A Church Lays a Stone Hard Foundation. With Integrity, You Can Too.

April 19th, 2011
Jim Thomas

In the year 1927, in the small town (pop. 950) of Patterson, Pierce County, Georgia, a band of Baptists set out to erect a new church. When it came time to break ground and lay the foundation cornerstone, all were in agreement. Lester Dixon, who was there that day, who would later become the ordained minister of the church recalled, “We wanted a firm foundation, one that  hell itself could not shake.” They found it at an abandoned grist mill that had served the community in former times—a one-ton, circular, grind stone.

 It became the church cornerstone, and the church still stands. Membership has grown from a few dozen to several hundred. Three times they have expanded the sanctuary.

 The cardinal virtue of integrity is to persons, professional practitioners, businesses and organization as the old millstone is to Patterson Baptist Church. It forms an impregnable underpinning, one upon which all advantages ultimately rest. Among them: trustworthiness and reputation—loyal friends, customers, and clients—confident owners and shareholders—magnification of the name, brand, products, and good works.

 Where approved and confirmed, a foundation of integrity encourages doing the right thing, at the right time, for the right reasons. It means we deliver as promised, when promised, in the manner promised. The lie, hypocrisy, and expediency are put to flight. Alluring temptations have little chance.  Impeded is the ill-advised compromise.

 How firm is your foundation?

The Bell Rock Lighthouse and Foundations of Integrity

April 13th, 2011
Jim Thomas

Eleven miles off the east coast of Scotland in the North Sea stands the Bell Rock Lighthouse. Since 1811 it has stood firm against the onslaught of that sea’s violent storms. The small reef from which it rises is covered by seawater for 20 hours of every day. The builder, one Robert Stevenson and his band of 65 skilled workmen had only four hours each day to chink away stone and gouge a foundation in the bedrock.
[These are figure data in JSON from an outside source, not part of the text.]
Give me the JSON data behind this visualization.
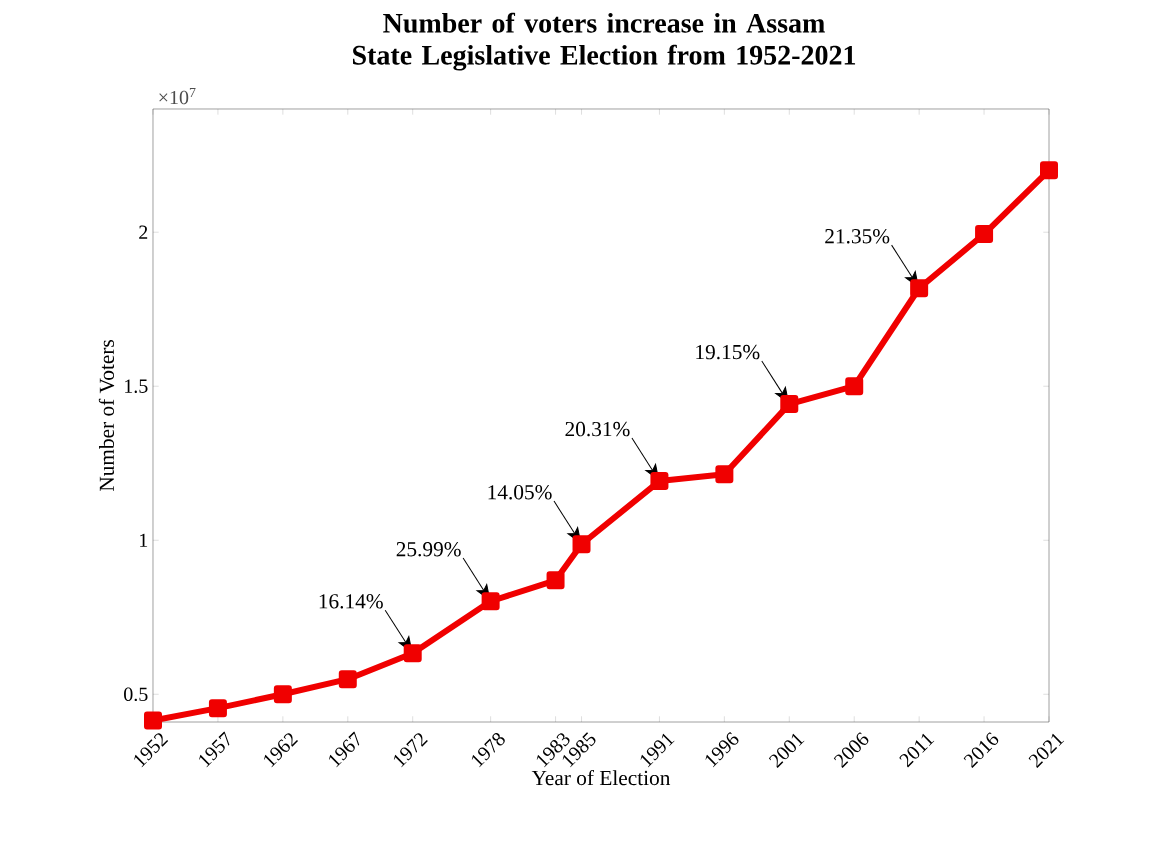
{
  "chart_data": {
    "type": "line",
    "title": "Number of voters increase in Assam State Legislative Election from 1952-2021",
    "xlabel": "Year of Election",
    "ylabel": "Number of Voters",
    "x": [
      1952,
      1957,
      1962,
      1967,
      1972,
      1978,
      1983,
      1985,
      1991,
      1996,
      2001,
      2006,
      2011,
      2016,
      2021
    ],
    "values": [
      0.415,
      0.455,
      0.5,
      0.549,
      0.633,
      0.802,
      0.87,
      0.987,
      1.192,
      1.214,
      1.442,
      1.5,
      1.818,
      1.994,
      2.201
    ],
    "color": "#f00000",
    "marker": "square",
    "xlim": [
      1952,
      2021
    ],
    "ylim": [
      0.41,
      2.4
    ],
    "xticks": [
      1952,
      1957,
      1962,
      1967,
      1972,
      1978,
      1983,
      1985,
      1991,
      1996,
      2001,
      2006,
      2011,
      2016,
      2021
    ],
    "yticks": [
      0.5,
      1,
      1.5,
      2
    ],
    "annotations": [
      "×10$^{7}$",
      {
        "text": "16.14%",
        "x": 1972,
        "y": 0.633
      },
      {
        "text": "25.99%",
        "x": 1978,
        "y": 0.802
      },
      {
        "text": "14.05%",
        "x": 1985,
        "y": 0.987
      },
      {
        "text": "20.31%",
        "x": 1991,
        "y": 1.192
      },
      {
        "text": "19.15%",
        "x": 2001,
        "y": 1.442
      },
      {
        "text": "21.35%",
        "x": 2011,
        "y": 1.818
      }
    ]
  }
}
As result of their superb craftsmanship, painstakingly undertaken, under demanding conditions, the 115-foot lighthouse stands tall and remains in use to the present day.

 A good way to think about the indispensable virtue of Integrity is as a firm foundation. Of the person, the organization, the practice, the calling. It forms a rock-like basis for trust and reputation. It enforces purpose, braces commitment, avoids the alluring temptation, and defeats the ill-advised compromise.

 How? By standing firmly by the right ideas, those that withstand scrutiny and in some manner are beneficial to all concerned. Stated differently, by doing the right thing, at the right time, for the right reasons.